ScanBizCards hopes to compete based on features. The company's slogan is "Scanning is only the beginning." Perhaps the most useful of ScanBizCard's 17 features is the auto-respond function. As soon as you've scanned a card, the app pops open an email window offering to follow up with the contact and send your contact details.

Contacts can be imported into the iPhone's built-in address book, of course, but ScanBizCards also creates its own groups, which can then be integrated with Microsoft Outlook. Other hooks include quick calling via Skype; export to LinkedIn (Questembert says LinkedIn has no desire to dump alternate ways to get data in, despite its purchase of CardMunch); automatic follow-up reminders for Google Calendar and Apple's iCal; and synchronization with the popular Evernote data collection and outlining app.

ScanBizCards even has its own "web sync" function, which ensures that cards are instantly backed up to the "cloud" in case your phone is ever lost or damaged. Double-sided card support is nifty and there are some fun features too, such as a "cover flow" display that lets you thumb through cards like you would album covers in iTunes.

Unique among all the mobile business card apps, ScanBizCards can scan in 22 languages. And one more feature, which Questembert says is popular yet "mostly useless" - if you enter an address, a pushpin will show on a Google Map where that contact is located.

And, as if to demonstrate the company's agility in pushing out new features, Questembert coded a very simple app, Contacts2Excel, which exports any contacts on your phone to Microsoft Excel. It was downloaded 20,000 times in its first week, jumping up to become the No. 3 business app in the US and the No. 1 overall app in France for iPhones.

The winning card

Questembert is no newcomer to high-tech. He has degrees in engineering from Tel Aviv University and the Technion-Israel Institute of Technology. Questembert worked at both Microsoft and Intel in Israel before moving to New York to receive his MBA at Columbia University.
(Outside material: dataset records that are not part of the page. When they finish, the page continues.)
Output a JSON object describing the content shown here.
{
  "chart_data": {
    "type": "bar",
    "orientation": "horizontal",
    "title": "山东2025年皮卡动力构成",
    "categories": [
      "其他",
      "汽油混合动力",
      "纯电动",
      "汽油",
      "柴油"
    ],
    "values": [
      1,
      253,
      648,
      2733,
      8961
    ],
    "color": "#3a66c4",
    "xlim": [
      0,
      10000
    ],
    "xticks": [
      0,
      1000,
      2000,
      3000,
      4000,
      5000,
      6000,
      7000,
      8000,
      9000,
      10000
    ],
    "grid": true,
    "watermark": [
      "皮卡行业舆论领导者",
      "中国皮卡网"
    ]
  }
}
The 46-year-old French immigrant to Israel (he moved with his family when he was nine) raised an impressive $6 million for his first company, DigiCash, which created a virtual "loyalty" currency that websites could hand out to customers for discounts on goods and services. The company hired a staff of 16 who worked out of offices in Netanya.

The business card scanning category is hot, and Questembert believes he is in the right place at the right time. So before tossing or relegating that card to the desk drawer, never to be seen again, fire up an app. Questembert is betting that he can play the winning card.